Large language models require a new form of monitoring: feature-based monitoring

Machine Learning


The behavior of LLM depends on endogenous and exogenous contextual factors. Poor LLM performance occurs when the model “overfits” to the contextual factors that shape its behavior. Intrinsic factors relate to characteristics of the model itself, such as alignment with professional standards and values, temporal recency (i.e., how up-to-date the knowledge base is), quality of inferences, robustness to input style and language variations, and computational efficiency. External factors involve human interaction, such as the degree of human oversight and the type and extent of human-model collaboration, both of which influence overall system performance.9. When a model “overfits” to these factors, it begins to rely too much on the specific context it has previously seen, rather than remaining adaptive. For example, real-world facts and language change over time. If a model is too tightly tuned to old knowledge, it will struggle with new information. Table 1 outlines a preliminary classification of LLM capabilities, and Table 2 outlines monitoring aspects (such as inference quality and input robustness) and proposed metrics for measuring these internal and external factors.

Not all aspects currently being tested have automatable monitoring approaches known to correlate with human ratings. LLM evaluation strategies and indicators, including healthcare-specific gaps, have been widely discussed in previous studies, but many still require human review and gold standard comparison criteria.10, 11, 12. Our framework aims to organize and prioritize indicator development and validation. Existing benchmarks in both general and clinical domains, although imperfect, can also complement real-world monitoring by identifying performance gaps within specific functions.13.

Due to the limited availability of validated metrics and required ground truth labels, the LLM-as-judge paradigm (where a separate model is used to evaluate the output) has gained attention as a flexible and scalable monitoring method. Although we include LLM-as-judge as an automatable metric across several dimensions, we emphasize that these second-order models also require validation and continuous monitoring of each applied dimension (see Governance/Metacontrol Function Family, Table 1).

Your monitoring strategy should not only identify errors, but also lead to actionable fixes.14. Importantly, performance degradation across dimensions does not necessarily require a complete model update. Limitations arising from inherent factors can often be addressed through rapid refinement, improved tool integration, or adjustment of the search database before changing the underlying model. In contrast, external factors may require interventions such as interface design enhancements, user training, and targeted education. Because each model is typically trained on a separate dataset that is opaque to the institution deploying the model, we expect that primary functional monitoring will occur for each LLM. Nevertheless, given that many LLMs share pre-training corpora and similar tuning paradigms, and the fact that it is not always known when a vendor updates an LLM’s weights, vulnerabilities identified in one model should prompt systematic evaluation across related models.

As an example of the strength of competency-based monitoring, imagine a facility that has implemented three tasks that require strong summarization skills: hospital progress summary, ambient documentation, and patient-facing discharge instructions (Figure 3). Missing information is sparsely flagged in all three tasks, and the signals only become significant when grouped together. This allows you to identify that an error occurs when the input exceeds the context length threshold. Therefore, the solution is to implement a new preprocessing step to reduce the context length.

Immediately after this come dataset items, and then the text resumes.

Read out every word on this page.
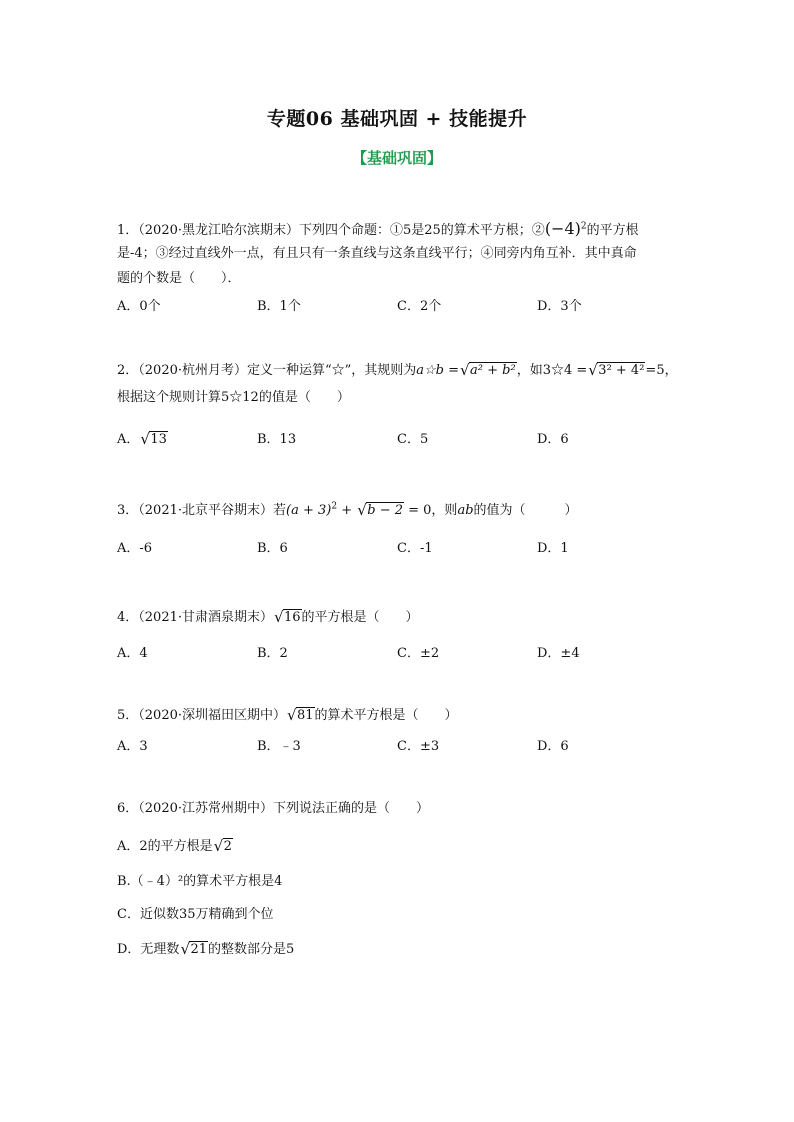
专题06 基础巩固 + 技能提升
【基础巩固】
1．（2020·黑龙江哈尔滨期末）下列四个命题：①5是25的算术平方根；$②(-4)^2$的平方根
是-4；③经过直线外一点，有且只有一条直线与这条直线平行；④同旁内角互补．其中真命
题的个数是（　　）．
A．0个	B．1个	C．2个	D．3个
2．（2020·杭州月考）定义一种运算“☆”，其规则为a☆b = √ a² + b²，如3☆4 = √ 3² + 4²=5，
根据这个规则计算5☆12的值是（　　）
A． √ 13	B．13	C．5	D．6
3．（2021·北京平谷期末）若$(a + 3)^2$ + √ b − 2 = 0，则ab的值为（　　　）
A．-6	B．6	C．-1	D．1
4．（2021·甘肃酒泉期末） √ 16的平方根是（　　）
A．4	B．2	C．±2	D．±4
5．（2020·深圳福田区期中） √ 81的算术平方根是（　　）
A．3	B．﹣3	C．±3	D．6
6．（2020·江苏常州期中）下列说法正确的是（　　）
A．2的平方根是 √ 2
B.（﹣4）²的算术平方根是4
C．近似数35万精确到个位
D．无理数 √ 21的整数部分是5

Similarly, unusual tokens (words) repeated many times in a single patient’s hospitalization record were found to cause biased language. Efficient simulation confirms that this is a shared failure mode, so input filters are implemented in all summarization tasks to avoid possible future errors in all summarization workflows.

Figure 3: Aggregating task-level signals through feature-based monitoring reveals shared failure modes.
Figure 3: Aggregating task-level signals through feature-based monitoring reveals shared failure modes.The alt text for this image may have been generated using AI.

Individual monitoring shows sparse quality issues across discharge progress summaries, surrounding documentation, and patient instructions. Aggregated feature-level monitoring reveals shared vulnerabilities, such as errors that occur when context length exceeds a threshold, and enables pre-fixing to restore performance across all summarization workflows.